Confesso que achei certos trechos de Humor um pouco cansativos porque a análise de Eagleton envolve ideias e conceitos que não me parecem tão familiares assim, como um tal "discurso carnavalesco" do russo Bakhtin, além de outras ideias que eu desconhecia. Como o "bathos", ou teoria do alívio, alívio esse proporcionado em seguida pelo riso depois de uma situação crítica vivida por alguém. Posso explicar meu cansaço porque comecei a ler o livro com o objetivo de, além de me informar um pouco mais sobre o assunto, encontrar anedotas e histórias engraçadas para rir um pouco, descontrair.

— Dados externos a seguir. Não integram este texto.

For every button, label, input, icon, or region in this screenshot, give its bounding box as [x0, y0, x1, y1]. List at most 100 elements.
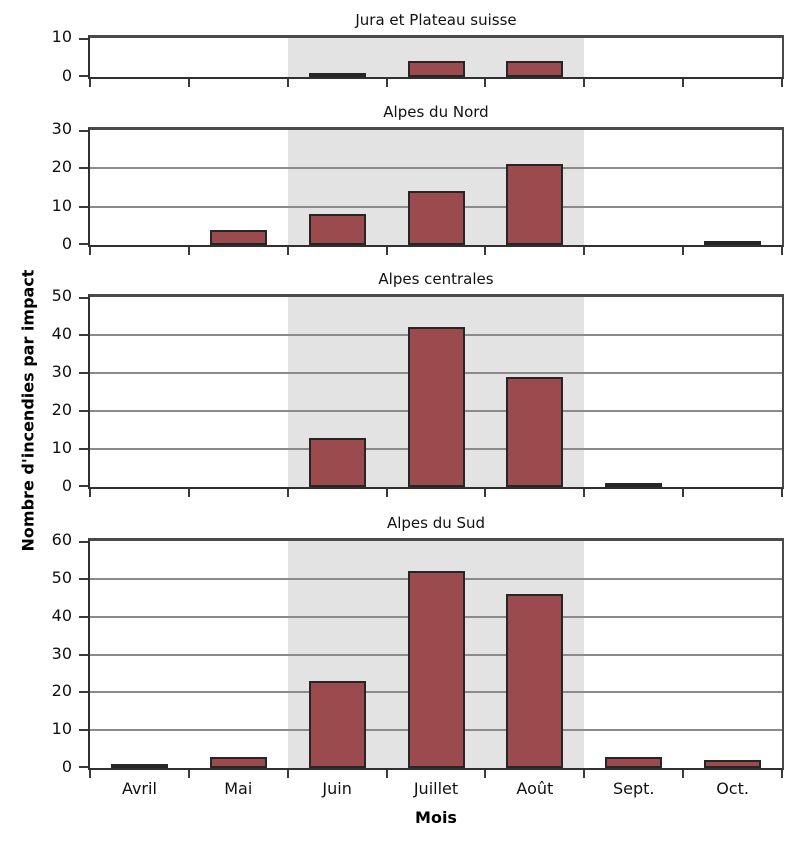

E em Humor as anedotas e ou piadas ou casos engraçados não são assim tão abundantes, embora eu tenha encontrado alguns textos interessantes que reproduzo em seguida:

"Consigo resistir a tudo, menos à tentação." (Oscar Wilde)

"Um dos ladrões [no Calvário] foi salvo", escreveu Samuel Beckett em Malone morre. "É uma porcentagem generosa."

“Não somente Deus não existe como tente conseguir um encanador nos fins de semana.” (Woody Allen)

Uma anedota curta: Moisés está descendo do Monte Sinai com as tábuas da Lei debaixo do braço. “Consegui reduzir para dez”, grita ele para os israelitas reunidos, “mas o adultério ainda é pecado."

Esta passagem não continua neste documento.